2) What Exactly Are You Really Selling?

So I thought I was just selling my software business.. WordPress plugins. Pretty straightforward to me.  But as it turned out, what I was really selling was not just software, but WordPress support.  And further to that, it turns out that once potential buyers learned that I had over 2,000 clients, many of whom were Fortune 1000 companies over the past 5 years, they were most interested in my client list. You know, as every self-proclaimed marketing “guru” will tell you, “the money is in the list”.  Well, it’s kinda true and my prospective buyers wanted my list.  My point here is that what you perceive to be of value in your business may not be what the buyer values.  Again, don’t sell the product, sell the “sizzle”… cheesy, but true.

3) Google Analytics Is Key

OK, so if you are going to sell your business in the future, the first thing you must do, if not done already, is to enable Google Analytics.  This is the most trusted and reliable way to verify your traffic claims for a prospective buyer. The key metric a buyer wants is unique user visits per month.  And they want to see that having an upward trend.  Not only that, they want to see a good mix of organic (free) traffic and paid traffic.  Being over 50% organic is where you want to be.  After 5 years in business and some smart SEO (Search Engine Optimization), if I do say so myself (Yoast WP Plugin, lots of YouTube demos etc), I was established in my targeted long-tail (niche multiple word phrases) keyword phrases… Actually #1 in the most relevant one. Bonus points for me! 🙂 But it took awhile… So, the other great thing about Google Analytics is that you can share your account safely with buyers via a user permissions setting.

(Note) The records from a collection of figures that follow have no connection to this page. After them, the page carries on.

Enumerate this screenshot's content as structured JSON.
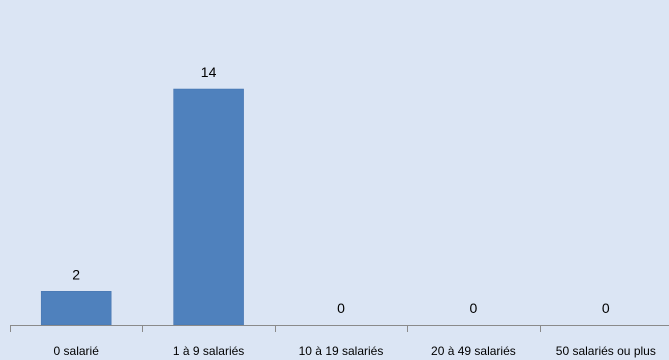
{
  "chart_data": {
    "type": "bar",
    "categories": [
      "0 salarié",
      "1 à 9 salariés",
      "10 à 19 salariés",
      "20 à 49 salariés",
      "50 salariés ou plus"
    ],
    "values": [
      2,
      14,
      0,
      0,
      0
    ],
    "data_labels": [
      "2",
      "14",
      "0",
      "0",
      "0"
    ],
    "title": "",
    "xlabel": "",
    "ylabel": "",
    "ylim": [
      0,
      14
    ],
    "grid": false,
    "legend": "none",
    "colors": {
      "background": "#dbe5f4",
      "bar": "#4f81bd",
      "axis": "#8a8a8a"
    }
  }
}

4) Net Earnings Do The Talking

OK, time to get down to brass tacks… Net earnings per month is the next key buyer trigger point.  Traffic is great, but how it is being monetized is the real nuts and bolts of a business.  Most software businesses have some revenue, then expenses that include paid ads, contract labour (coders) and then hosting in that order (biggest to smallest).  If you have over 50% organic traffic and can turn off the paid ads, your net earnings can continue at a fairly stable rate… at least until Google scrambles their algorithm again.  If you are using Google Adwords or Facebook Ads (which I’m hoping you are to some extent), then you should also be willing to sell your keywords/ad group information and learnings with the sale.  This will let the buyer hit the ground running and know what ads worked best.  Google Adwords let’s you export all this data easily into a CSV for example.

5) Suggest Other Revenue Streams

New buyers are looking for other ways to monetize your software or website.  It’s always a good idea to have other ideas on how they could create these revenue streams, and what kind of offers or affiliate programs already work well with your business.  My business was WordPress plugins, and often clients were looking for advice on where to host their sites, and also what recommend themes to use, such as Divi Builder, which is super easy to use and the world’s most popular theme right now.  I suggested affiliate programs for both of those, as well as WordPress backup plugins that I know my clients asked me about also.  Your unique users per month data from Google Analytics can mean an affiliate stream of income for extra revenue for your buyers, so it’s a good idea to help them out with suggestions.  Share A Sale is the Granddaddy of affiliate programs that has been around for 17 years and has over 4,000 merchant offers available. You can search their site for ideas.